PPADS
- Names: IUPAC name 4-[(E)-{4-formyl-5-hydroxy-6-methyl-3-[(phosphonooxy)methyl]pyridin-2-yl}diazenyl]benzene-1,3-disulfonic acid

Identifiers
- CAS Number: 149017-66-3; 192575-19-2 (tetrasodium salt);
- 3D model (JSmol): Interactive image;
- ChEBI: CHEBI:34941;
- ChemSpider: 20136164;
- PubChem CID: 6093163; 6532796 (tetrasodium salt);
- UNII: L6K2LJ9BJK;

Properties
- Chemical formula: C_{14}H_{14}N_{3}O_{12}PS_{2}
- Molar mass: 511.37 g·mol^{−1}
- Appearance: Orange solid
- Solubility in water: 100 mM (tetrasodium salt)

= PPADS =

PPADS (pyridoxalphosphate-6-azophenyl-2',4'-disulfonic acid) is a selective purinergic P2X antagonist.
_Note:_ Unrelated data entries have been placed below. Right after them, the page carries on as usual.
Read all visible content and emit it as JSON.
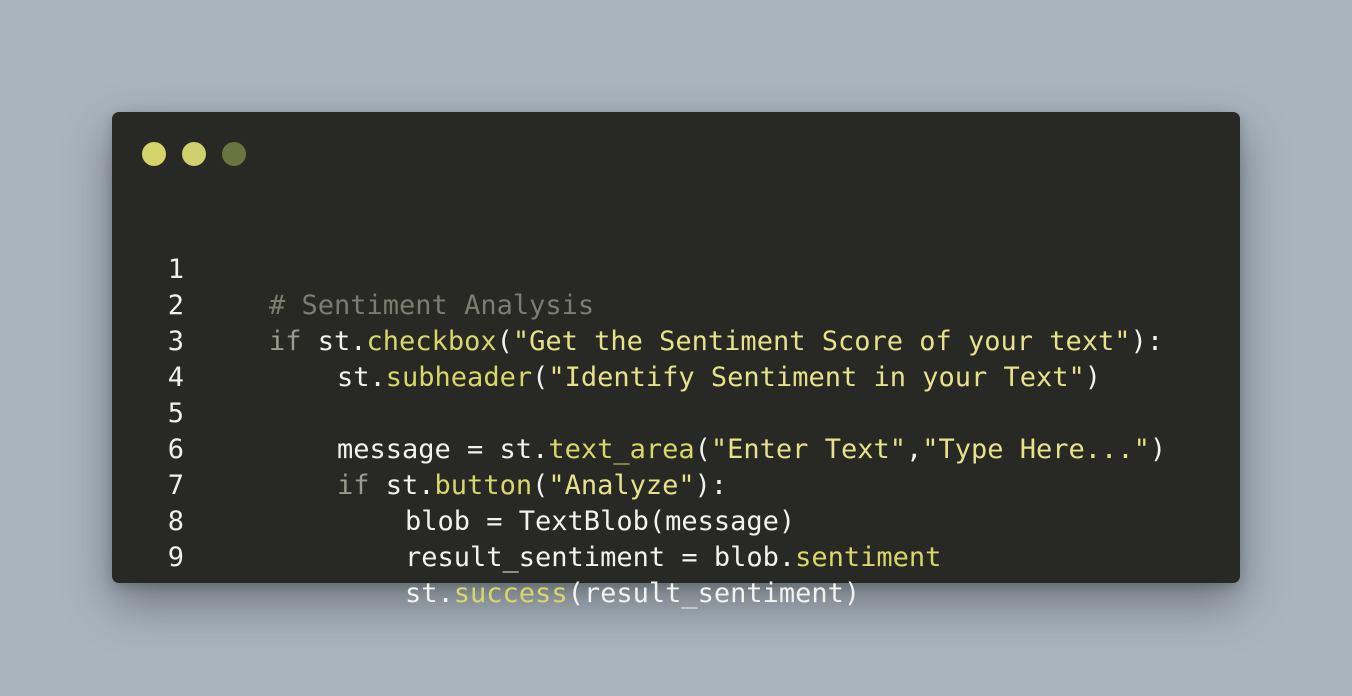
{
  "theme": {
    "background": "#a9b4be",
    "window_background": "#282824",
    "dot_colors": [
      "#d4d46a",
      "#d0d06c",
      "#6a7440"
    ]
  },
  "window_controls": [
    {
      "icon": "window-dot-icon"
    },
    {
      "icon": "window-dot-icon"
    },
    {
      "icon": "window-dot-icon"
    }
  ],
  "code": {
    "lines": [
      {
        "number": "1",
        "tokens": [
          {
            "type": "comment",
            "text": "# Sentiment Analysis"
          }
        ]
      },
      {
        "number": "2",
        "tokens": [
          {
            "type": "kw",
            "text": "if"
          },
          {
            "type": "plain",
            "text": " st."
          },
          {
            "type": "fn",
            "text": "checkbox"
          },
          {
            "type": "plain",
            "text": "("
          },
          {
            "type": "str",
            "text": "\"Get the Sentiment Score of your text\""
          },
          {
            "type": "plain",
            "text": "):"
          }
        ]
      },
      {
        "number": "3",
        "tokens": [
          {
            "type": "plain",
            "text": "st."
          },
          {
            "type": "fn",
            "text": "subheader"
          },
          {
            "type": "plain",
            "text": "("
          },
          {
            "type": "str",
            "text": "\"Identify Sentiment in your Text\""
          },
          {
            "type": "plain",
            "text": ")"
          }
        ]
      },
      {
        "number": "4",
        "tokens": []
      },
      {
        "number": "5",
        "tokens": [
          {
            "type": "plain",
            "text": "message = st."
          },
          {
            "type": "fn",
            "text": "text_area"
          },
          {
            "type": "plain",
            "text": "("
          },
          {
            "type": "str",
            "text": "\"Enter Text\""
          },
          {
            "type": "plain",
            "text": ","
          },
          {
            "type": "str",
            "text": "\"Type Here...\""
          },
          {
            "type": "plain",
            "text": ")"
          }
        ]
      },
      {
        "number": "6",
        "tokens": [
          {
            "type": "kw",
            "text": "if"
          },
          {
            "type": "plain",
            "text": " st."
          },
          {
            "type": "fn",
            "text": "button"
          },
          {
            "type": "plain",
            "text": "("
          },
          {
            "type": "str",
            "text": "\"Analyze\""
          },
          {
            "type": "plain",
            "text": "):"
          }
        ]
      },
      {
        "number": "7",
        "tokens": [
          {
            "type": "plain",
            "text": "blob = TextBlob(message)"
          }
        ]
      },
      {
        "number": "8",
        "tokens": [
          {
            "type": "plain",
            "text": "result_sentiment = blob."
          },
          {
            "type": "fn",
            "text": "sentiment"
          }
        ]
      },
      {
        "number": "9",
        "tokens": [
          {
            "type": "plain",
            "text": "st."
          },
          {
            "type": "fn",
            "text": "success"
          },
          {
            "type": "plain",
            "text": "(result_sentiment)"
          }
        ]
      }
    ]
  }
}
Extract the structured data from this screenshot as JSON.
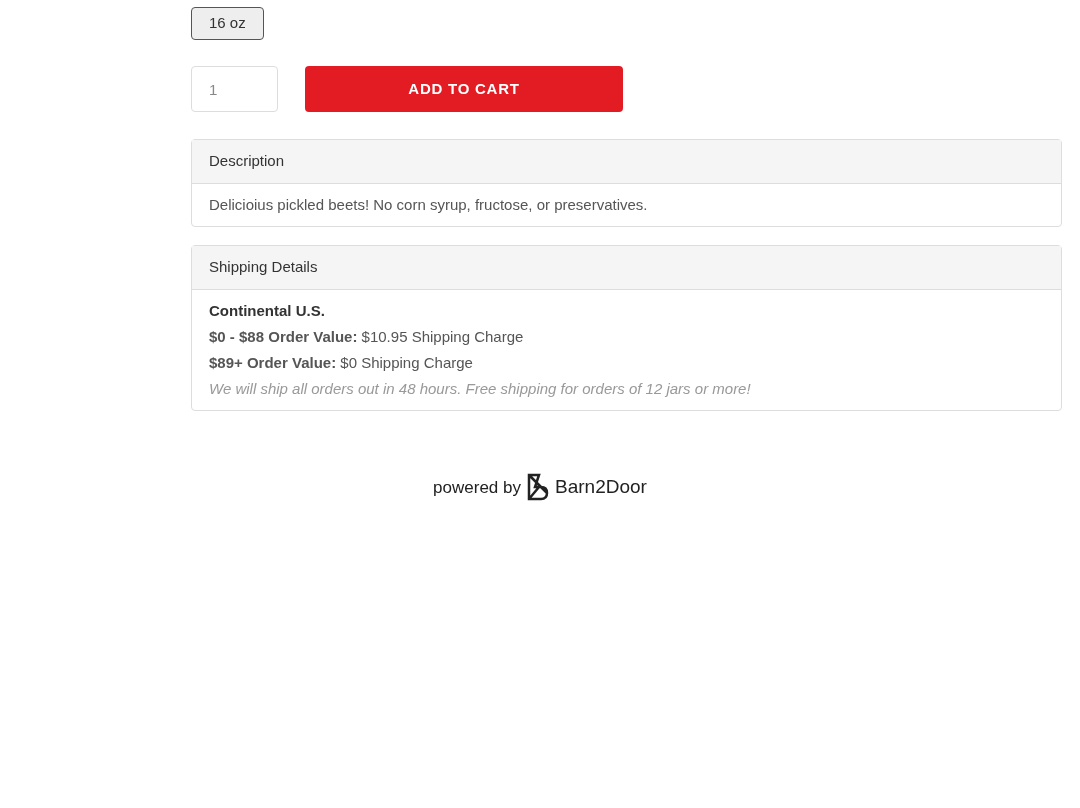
{
  "variants": [
    {
      "label": "16 oz",
      "selected": true
    }
  ],
  "quantity": {
    "value": "1"
  },
  "add_to_cart": "ADD TO CART",
  "panels": [
    {
      "title": "Description",
      "lines": [
        {
          "kind": "plain",
          "text": "Delicioius pickled beets! No corn syrup, fructose, or preservatives."
        }
      ]
    },
    {
      "title": "Shipping Details",
      "lines": [
        {
          "kind": "heading",
          "text": "Continental U.S."
        },
        {
          "kind": "plain",
          "text": "**$0 - $88 Order Value:** $10.95 Shipping Charge"
        },
        {
          "kind": "plain",
          "text": "**$89+ Order Value:** $0 Shipping Charge"
        },
        {
          "kind": "note",
          "text": "We will ship all orders out in 48 hours. Free shipping for orders of 12 jars or more!"
        }
      ]
    }
  ],
  "footer": {
    "powered_by": "powered by",
    "brand": "Barn2Door"
  }
}
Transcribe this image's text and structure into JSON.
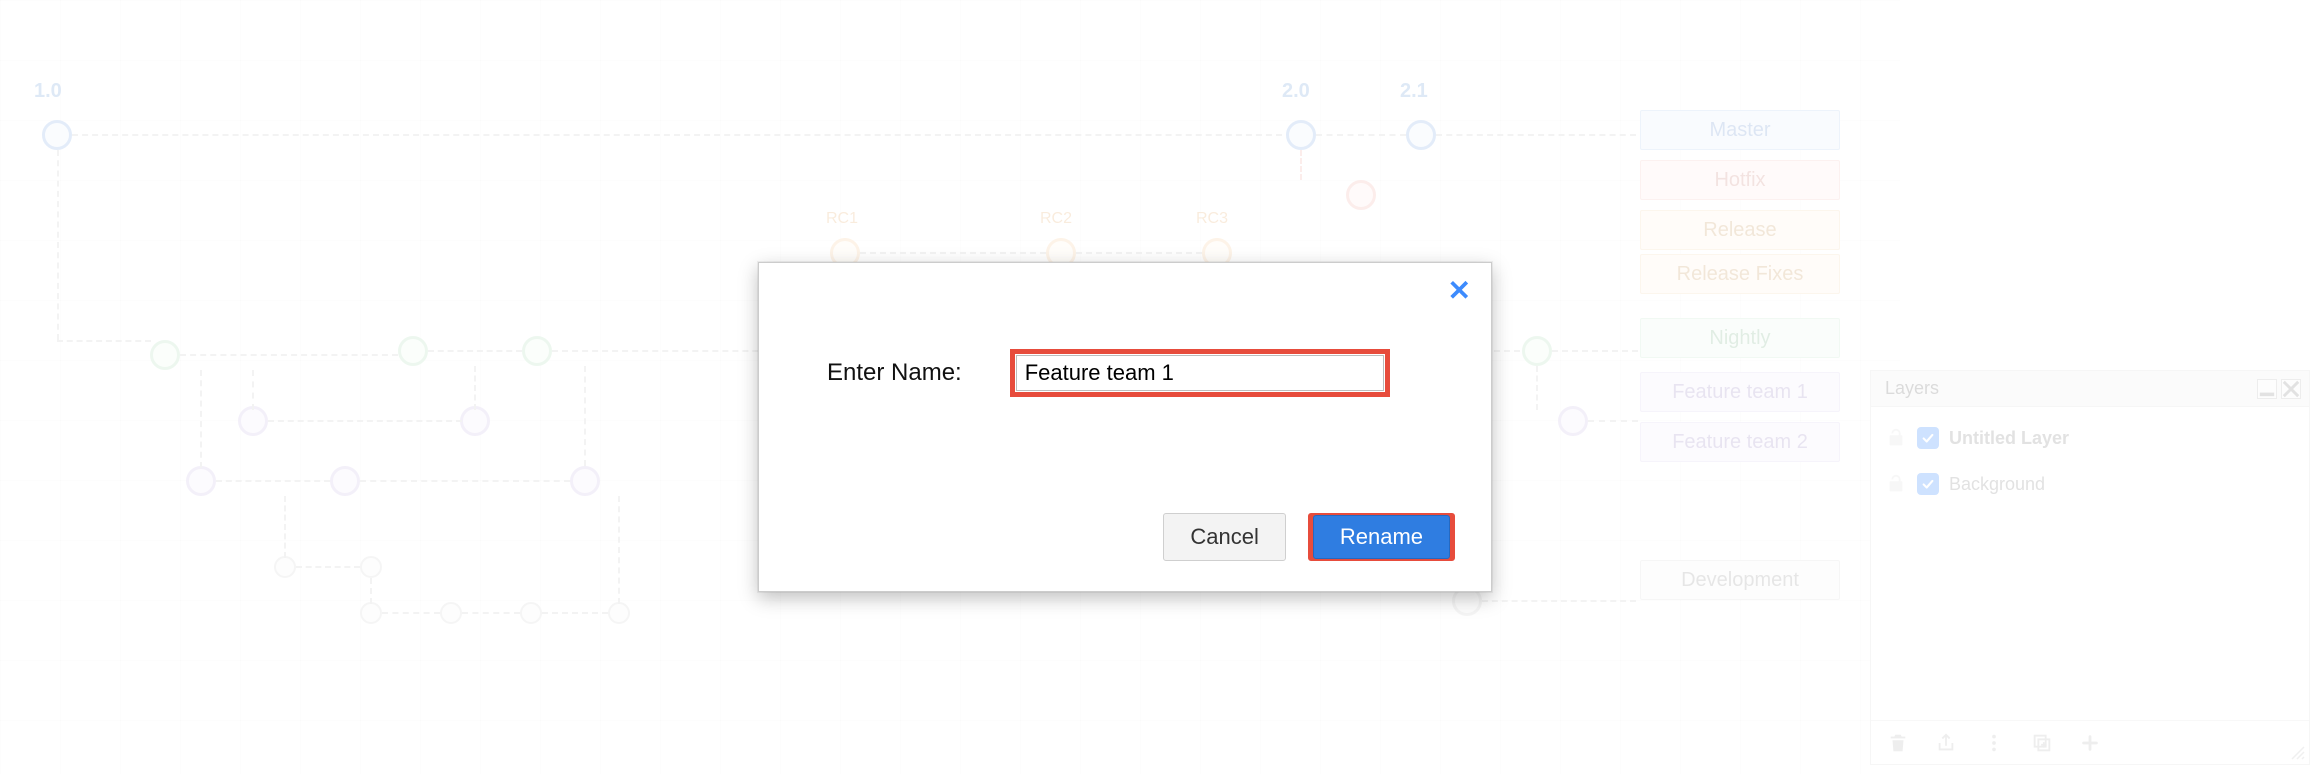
{
  "tags": [
    {
      "text": "1.0",
      "color": "blue"
    },
    {
      "text": "2.0",
      "color": "blue"
    },
    {
      "text": "2.1",
      "color": "blue"
    },
    {
      "text": "RC1",
      "color": "orange"
    },
    {
      "text": "RC2",
      "color": "orange"
    },
    {
      "text": "RC3",
      "color": "orange"
    }
  ],
  "branches": [
    {
      "label": "Master",
      "color": "blue"
    },
    {
      "label": "Hotfix",
      "color": "red"
    },
    {
      "label": "Release",
      "color": "orange"
    },
    {
      "label": "Release Fixes",
      "color": "orange2"
    },
    {
      "label": "Nightly",
      "color": "green"
    },
    {
      "label": "Feature team 1",
      "color": "purple"
    },
    {
      "label": "Feature team 2",
      "color": "purple"
    },
    {
      "label": "Development",
      "color": "gray"
    }
  ],
  "layers_panel": {
    "title": "Layers",
    "items": [
      {
        "label": "Untitled Layer",
        "active": true,
        "checked": true
      },
      {
        "label": "Background",
        "active": false,
        "checked": true
      }
    ]
  },
  "modal": {
    "label": "Enter Name:",
    "input_value": "Feature team 1",
    "cancel": "Cancel",
    "confirm": "Rename"
  }
}
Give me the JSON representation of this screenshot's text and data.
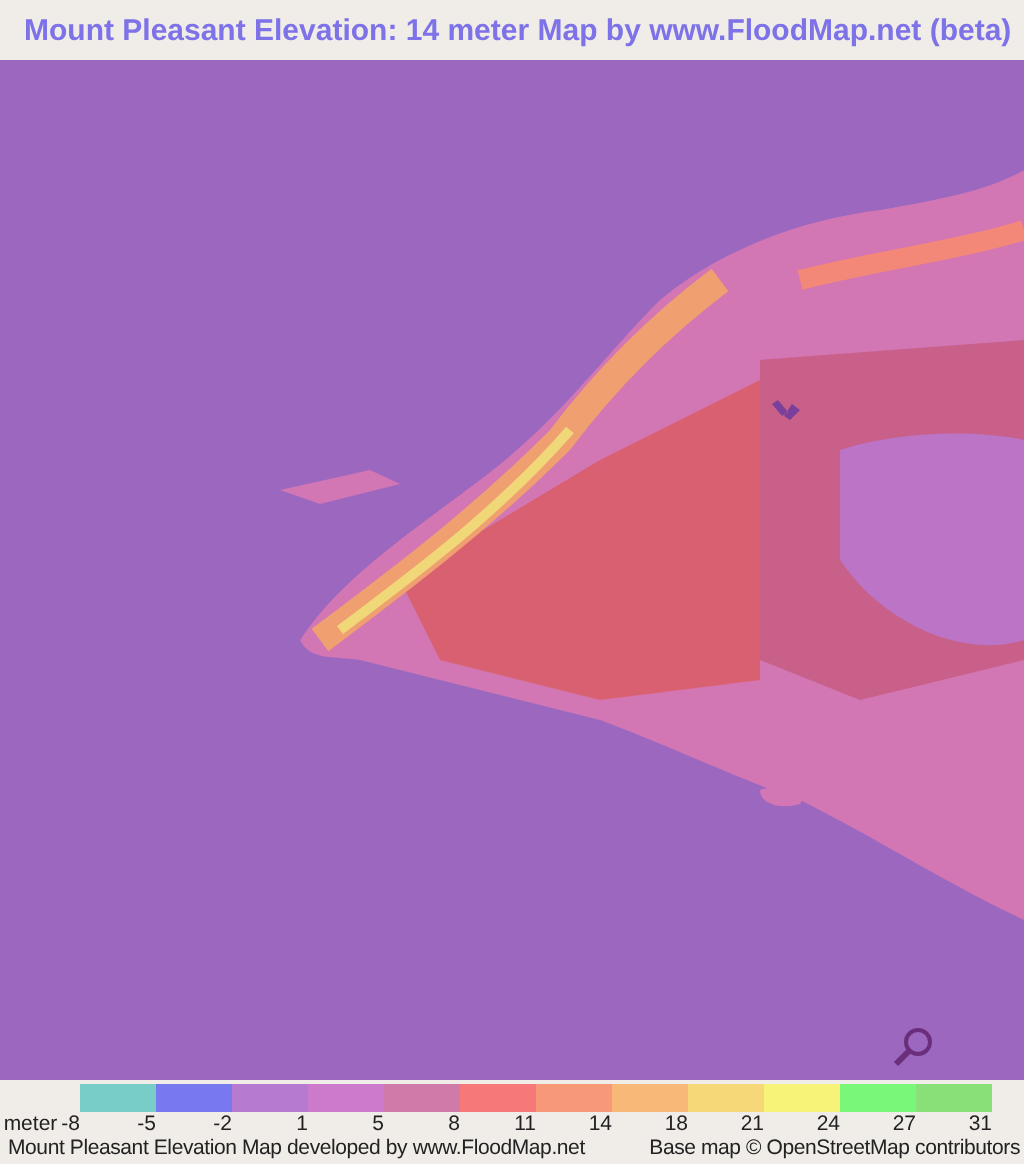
{
  "title": "Mount Pleasant Elevation: 14 meter Map by www.FloodMap.net (beta)",
  "legend": {
    "unit": "meter",
    "swatches": [
      {
        "color": "#78cdc9"
      },
      {
        "color": "#7878f0"
      },
      {
        "color": "#b67ad0"
      },
      {
        "color": "#cd7acc"
      },
      {
        "color": "#d07aaa"
      },
      {
        "color": "#f77878"
      },
      {
        "color": "#f79878"
      },
      {
        "color": "#f7b878"
      },
      {
        "color": "#f7d878"
      },
      {
        "color": "#f7f278"
      },
      {
        "color": "#78f778"
      },
      {
        "color": "#8ae078"
      }
    ],
    "labels": [
      "-8",
      "-5",
      "-2",
      "1",
      "5",
      "8",
      "11",
      "14",
      "18",
      "21",
      "24",
      "27",
      "31"
    ]
  },
  "footer": {
    "credit": "Mount Pleasant Elevation Map developed by www.FloodMap.net",
    "attribution": "Base map © OpenStreetMap contributors"
  }
}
It is able to block contractions of rabbit vas deferens induced by ATP or α,β,methylene-ATP. It appears to be relatively selective for P2X receptors, having no appreciable activity at α_{1} adrenergic, muscarinic M_{2} and M_{3}, histamine H_{1}, and adenosine A_{1} receptors.